Drinking levels in the adolescents in this study ranged from none to moderate to heavy, and likely limited our ability to identify an adequate number of adolescents who never exceeded a moderate level of drinking. Therefore, we focused the primary analysis on those participants who reported heavy drinking on at least one of their visits, thereby maximizing the likelihood of observing an effect because of the sample size and reported level of exposure. Post hoc analysis of the moderate drinkers failed to identify significant differences from nondrinkers in trajectory for any of the brain measures, likely in part because of lack of power.

Familial density of alcoholism did not differ between groups, and although externalizing symptoms were higher in heavy drinkers, the vast majority of participants in both groups were, not surprisingly, in the normal range. Rates of conduct disorder were higher in the heavy drinkers compared with the nondrinkers (10 heavy drinkers compared with two nondrinkers). Future studies with larger sample sizes and higher rates of adolescents with externalizing disorders will be able to disentangle the effects of heavy drinking from predisposing factors such as comorbid psychological disorders and genetics.
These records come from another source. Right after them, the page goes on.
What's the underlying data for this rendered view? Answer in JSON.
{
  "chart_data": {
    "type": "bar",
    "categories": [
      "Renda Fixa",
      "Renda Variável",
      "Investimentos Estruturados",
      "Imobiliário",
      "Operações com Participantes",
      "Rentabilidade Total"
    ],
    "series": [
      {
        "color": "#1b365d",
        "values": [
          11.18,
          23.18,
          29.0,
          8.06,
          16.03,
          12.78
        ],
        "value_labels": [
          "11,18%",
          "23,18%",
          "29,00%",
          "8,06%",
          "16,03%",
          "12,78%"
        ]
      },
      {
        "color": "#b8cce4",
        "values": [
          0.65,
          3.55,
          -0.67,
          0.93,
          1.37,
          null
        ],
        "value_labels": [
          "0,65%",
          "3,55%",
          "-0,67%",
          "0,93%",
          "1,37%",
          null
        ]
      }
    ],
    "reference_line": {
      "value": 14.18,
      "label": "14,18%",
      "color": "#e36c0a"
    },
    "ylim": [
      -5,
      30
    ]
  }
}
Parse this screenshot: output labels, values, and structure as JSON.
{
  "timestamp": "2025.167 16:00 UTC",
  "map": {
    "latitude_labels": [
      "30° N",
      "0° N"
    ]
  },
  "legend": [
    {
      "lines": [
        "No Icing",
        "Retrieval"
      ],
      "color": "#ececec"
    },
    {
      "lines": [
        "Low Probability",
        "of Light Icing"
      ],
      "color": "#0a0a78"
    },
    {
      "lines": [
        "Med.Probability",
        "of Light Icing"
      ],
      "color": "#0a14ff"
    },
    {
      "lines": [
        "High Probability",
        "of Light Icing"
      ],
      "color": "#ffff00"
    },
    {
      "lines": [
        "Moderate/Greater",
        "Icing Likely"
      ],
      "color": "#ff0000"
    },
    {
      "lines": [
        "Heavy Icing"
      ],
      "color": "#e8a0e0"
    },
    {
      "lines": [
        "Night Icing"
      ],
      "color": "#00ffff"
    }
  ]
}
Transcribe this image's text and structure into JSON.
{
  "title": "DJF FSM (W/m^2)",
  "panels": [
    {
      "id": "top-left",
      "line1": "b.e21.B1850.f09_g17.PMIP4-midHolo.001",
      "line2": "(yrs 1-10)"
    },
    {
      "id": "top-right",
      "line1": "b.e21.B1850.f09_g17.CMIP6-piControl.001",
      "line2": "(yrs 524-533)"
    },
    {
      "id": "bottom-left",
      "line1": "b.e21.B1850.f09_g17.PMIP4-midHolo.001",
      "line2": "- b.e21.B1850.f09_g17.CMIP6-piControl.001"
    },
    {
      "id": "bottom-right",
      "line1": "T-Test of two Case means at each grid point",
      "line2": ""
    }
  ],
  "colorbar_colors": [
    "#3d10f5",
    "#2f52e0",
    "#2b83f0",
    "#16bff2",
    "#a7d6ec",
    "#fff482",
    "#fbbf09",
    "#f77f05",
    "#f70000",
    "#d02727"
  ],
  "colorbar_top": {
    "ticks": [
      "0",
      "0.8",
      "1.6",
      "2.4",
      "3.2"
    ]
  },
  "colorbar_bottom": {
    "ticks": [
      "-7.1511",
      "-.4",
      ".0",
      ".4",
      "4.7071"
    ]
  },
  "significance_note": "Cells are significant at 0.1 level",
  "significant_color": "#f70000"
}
Despite their strengths, controlled longitudinal studies suffer limitations, including interpretation of causality underlying observed brain volume changes. Nonetheless, our longitudinal analysis enabled detection of acceleration of normal volume decline in anterior and temporal cortical volumes and attenuation of growth in principal white matter structures in heavy-drinking adolescents. These results provide a call for caution regarding heavy alcohol use during adolescence, whether heavy alcohol drinking is the cause or one of many factors in a constellation of causes of these alterations in brain development.